Myelofibrosis is a chronic blood cancer in which scar tissue gradually replaces healthy bone marrow, disrupting the body’s ability to produce normal blood cells. Patients often suffer from severe anaemia, frequent infections, abnormal bleeding, an enlarged spleen and liver, chronic fatigue, and unintended weight loss. While current treatments can reduce symptoms and improve quality of life, they do not eliminate the diseased cells at the root of the condition.

According to the researchers, the new approach marks a significant shift away from symptom control toward disease-modifying treatment.

The study was outlined in a statement published on the SAHMRI website on Monday titled “New targeted treatment offers hope for people with myelofibrosis.”

The research was co-led by Professor Daniel Thomas, Director of SAHMRI’s Blood Cancer Program, and Professor Angel Lopez, Head of Human Immunology at SA Pathology. Key contributions were also made by Dr Denis Tvorogov of the University of Adelaide and Cancer Council SA research fellow Dr Chloe Thompson-Peach.

Professor Thomas said the findings represent a major scientific advance and a potential world-first, revealing that Type 1 and Type 2 calreticulin mutations—common genetic drivers of myelofibrosis—respond differently to treatment.

“People with myelofibrosis are often treated with therapies that help control symptoms, but they don’t selectively target the abnormal cells driving the disease,” Thomas said.

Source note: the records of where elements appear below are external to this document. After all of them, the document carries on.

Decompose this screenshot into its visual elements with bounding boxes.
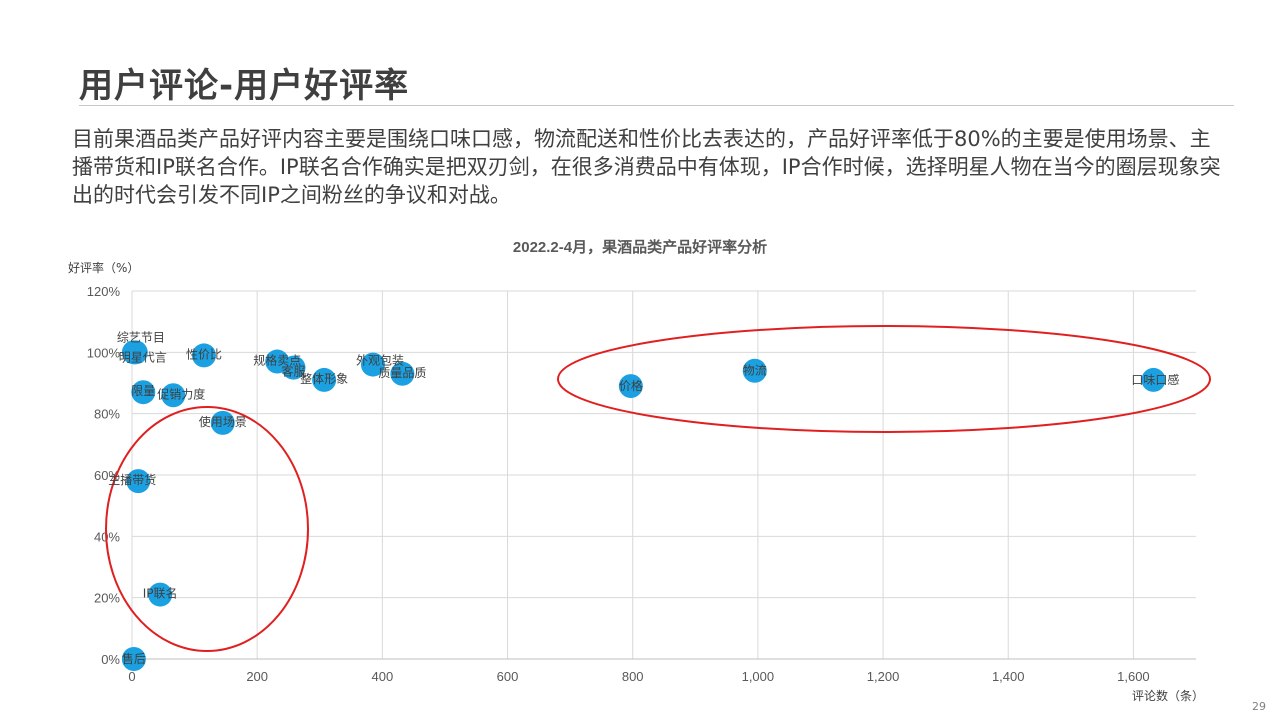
y-axis-label: 好评率（%） xyxy=(68,260,139,275)
point-label: 规格卖点 xyxy=(253,353,301,368)
data-point xyxy=(281,355,306,380)
x-axis-label: 评论数（条） xyxy=(1132,688,1204,703)
point-label: 外观包装 xyxy=(356,354,404,368)
point-label: 综艺节目 xyxy=(117,330,165,344)
chart-title: 2022.2-4月，果酒品类产品好评率分析 xyxy=(513,238,767,256)
body-paragraph: 目前果酒品类产品好评内容主要是围绕口味口感，物流配送和性价比去表达的，产品好评率… xyxy=(72,127,1221,207)
point-label: 性价比 xyxy=(186,347,222,361)
page-number: 29 xyxy=(1252,700,1266,713)
point-label: 使用场景 xyxy=(199,414,247,429)
highlight-ellipses xyxy=(105,325,1211,652)
data-point xyxy=(131,380,156,405)
data-point xyxy=(390,361,415,386)
point-label: 质量品质 xyxy=(378,366,426,380)
x-tick-label: 1,400 xyxy=(992,669,1025,684)
data-point xyxy=(161,383,186,408)
data-point xyxy=(148,582,173,607)
point-label: IP联名 xyxy=(143,586,178,601)
y-tick-label: 100% xyxy=(87,345,121,360)
x-tick-label: 400 xyxy=(372,669,394,684)
x-tick-label: 0 xyxy=(128,669,135,684)
x-tick-label: 1,200 xyxy=(867,669,900,684)
grid-lines xyxy=(132,290,1196,659)
highlight-ellipse-low-rating xyxy=(105,406,309,652)
data-points xyxy=(121,340,1166,671)
x-tick-label: 600 xyxy=(497,669,519,684)
point-label: 售后 xyxy=(122,651,146,666)
y-tick-label: 20% xyxy=(94,591,120,606)
data-point xyxy=(1141,367,1166,392)
x-tick-label: 1,000 xyxy=(742,669,775,684)
data-point xyxy=(191,343,216,368)
point-label: 价格 xyxy=(619,378,643,393)
data-point xyxy=(312,367,337,392)
x-tick-label: 200 xyxy=(246,669,268,684)
point-label: 促销力度 xyxy=(157,386,205,401)
y-tick-label: 120% xyxy=(87,284,121,299)
data-point xyxy=(742,358,767,383)
title-divider xyxy=(79,105,1234,106)
data-point xyxy=(126,469,151,494)
point-label: 口味口感 xyxy=(1131,372,1179,387)
data-point xyxy=(618,374,643,399)
data-point xyxy=(121,647,146,671)
y-tick-label: 80% xyxy=(94,407,120,422)
x-tick-label: 800 xyxy=(622,669,644,684)
point-label: 整体形象 xyxy=(300,371,348,386)
x-tick-label: 1,600 xyxy=(1117,669,1150,684)
y-tick-label: 0% xyxy=(101,652,120,667)
highlight-ellipse-high-volume xyxy=(557,325,1211,433)
point-label: 限量 xyxy=(131,384,155,398)
tick-labels: 0 200 400 600 800 1,000 1,200 1,400 1,6000%20%40… xyxy=(87,284,1150,684)
point-label: 主播带货 xyxy=(108,472,156,487)
point-label: 客服 xyxy=(281,364,305,379)
data-point xyxy=(360,352,385,377)
data-point xyxy=(210,410,235,435)
page-title: 用户评论-用户好评率 xyxy=(79,66,410,106)
data-point xyxy=(123,340,148,365)
point-label: 物流 xyxy=(743,364,767,378)
point-label: 明星代言 xyxy=(119,350,167,364)
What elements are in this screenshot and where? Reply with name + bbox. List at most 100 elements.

“Our research shows that by focusing on what makes these cells different from normal cells, it may be possible to develop treatments that are both more effective and more precise. This represents a major paradigm shift in the treatment of myelofibrosis and related blood diseases.”

The research team identified two distinct molecular targets that can be exploited by the immune system to remove the disease-causing cells. A crucial part of the discovery involved analysing patient samples donated for research and stored at the South Australian Cancer Research Biobank, supported by the Health Services Charitable Gifts Board.

The study underscores the growing potential of precision immunology, an emerging field that aims to train the immune system to recognise and destroy cancer cells with exceptional accuracy, while largely sparing healthy tissue.

Professor Lopez said the work reflects a broader transformation in cancer research toward personalised medicine.

“The future of cancer treatment lies in understanding disease at a molecular and immune level and then translating that knowledge into therapies that are potent, long-lasting, and precise,” he said.

He added that tailoring treatments to the specific biological features of different forms of myelofibrosis could significantly improve outcomes for patients.

The researchers cautioned that, while the results are encouraging, the treatment approach is still at an early stage. Further laboratory studies, safety testing, and clinical development will be required before it can be tested in human patients.

Cancer researchers will now focus on advancing the findings toward clinical trials, with the long-term goal of developing safer and more effective therapies that can directly target the cause of myelofibrosis, rather than simply managing its symptoms.

If successful, the approach could represent a major step forward for patients living with the rare blood cancer and potentially pave the way for similar treatments in other related blood disorders.